Ford thanked Rutherford for his efforts and said “ditto” following his fellow commissioners’ statements.  


Telephone messages left for Browning were not returned by the end of business Wednesday. 


Ralph Browning’s uncle, John Browning, applied and received building and beer permits and opened the Mouse’s Ear in fall 1993. At that time, the business’ request to change the zoning at that location from residential to business was approved, but county officials say no one knew it was going to be a nightclub.
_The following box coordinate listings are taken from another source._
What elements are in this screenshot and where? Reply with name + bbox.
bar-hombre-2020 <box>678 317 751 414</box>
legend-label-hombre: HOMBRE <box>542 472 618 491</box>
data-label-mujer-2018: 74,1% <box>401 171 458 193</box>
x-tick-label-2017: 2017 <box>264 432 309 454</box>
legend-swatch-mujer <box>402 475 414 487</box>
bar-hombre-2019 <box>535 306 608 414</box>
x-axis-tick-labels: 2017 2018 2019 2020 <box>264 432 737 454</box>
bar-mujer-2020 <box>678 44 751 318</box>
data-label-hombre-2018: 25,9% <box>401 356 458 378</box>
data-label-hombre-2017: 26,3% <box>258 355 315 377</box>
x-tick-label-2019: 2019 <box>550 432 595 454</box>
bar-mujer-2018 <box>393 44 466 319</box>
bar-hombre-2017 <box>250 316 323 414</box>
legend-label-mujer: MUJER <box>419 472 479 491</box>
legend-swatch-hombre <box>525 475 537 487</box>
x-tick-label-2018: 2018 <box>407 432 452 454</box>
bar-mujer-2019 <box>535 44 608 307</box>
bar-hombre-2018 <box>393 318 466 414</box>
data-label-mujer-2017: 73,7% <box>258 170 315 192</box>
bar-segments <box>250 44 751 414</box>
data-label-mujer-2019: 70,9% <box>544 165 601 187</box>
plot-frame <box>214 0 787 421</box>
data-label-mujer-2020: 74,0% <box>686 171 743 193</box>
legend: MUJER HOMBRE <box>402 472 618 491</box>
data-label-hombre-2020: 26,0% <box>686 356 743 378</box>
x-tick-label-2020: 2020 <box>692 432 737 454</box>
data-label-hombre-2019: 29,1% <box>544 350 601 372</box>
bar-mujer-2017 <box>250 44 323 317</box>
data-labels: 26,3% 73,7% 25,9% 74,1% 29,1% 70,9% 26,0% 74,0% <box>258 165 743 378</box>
“When they came in, they said they wanted to put in a day care center, and as soon as the gavel dropped at that meeting we started hearing it was going to be a nightclub — an ‘adult day care center,’ ” Rutherford said.


The county filed a lawsuit against the owners in 1996, claiming the business basically snookered officials and construction of the club should be halted. But Circuit Court Judge Thomas Seeley ruled in favor of the owners. The county appealed that decision and lost.


“They went out and set up a double-wide,” Rutherford said. “They opened it, but it burned. Miraculously, they put a roof on it, rewired it, and in 48 hours they’d rebuilt the footprint."  


Rutherford said if Browning has not cleaned up the site by the first of the year, he will ask him to do so.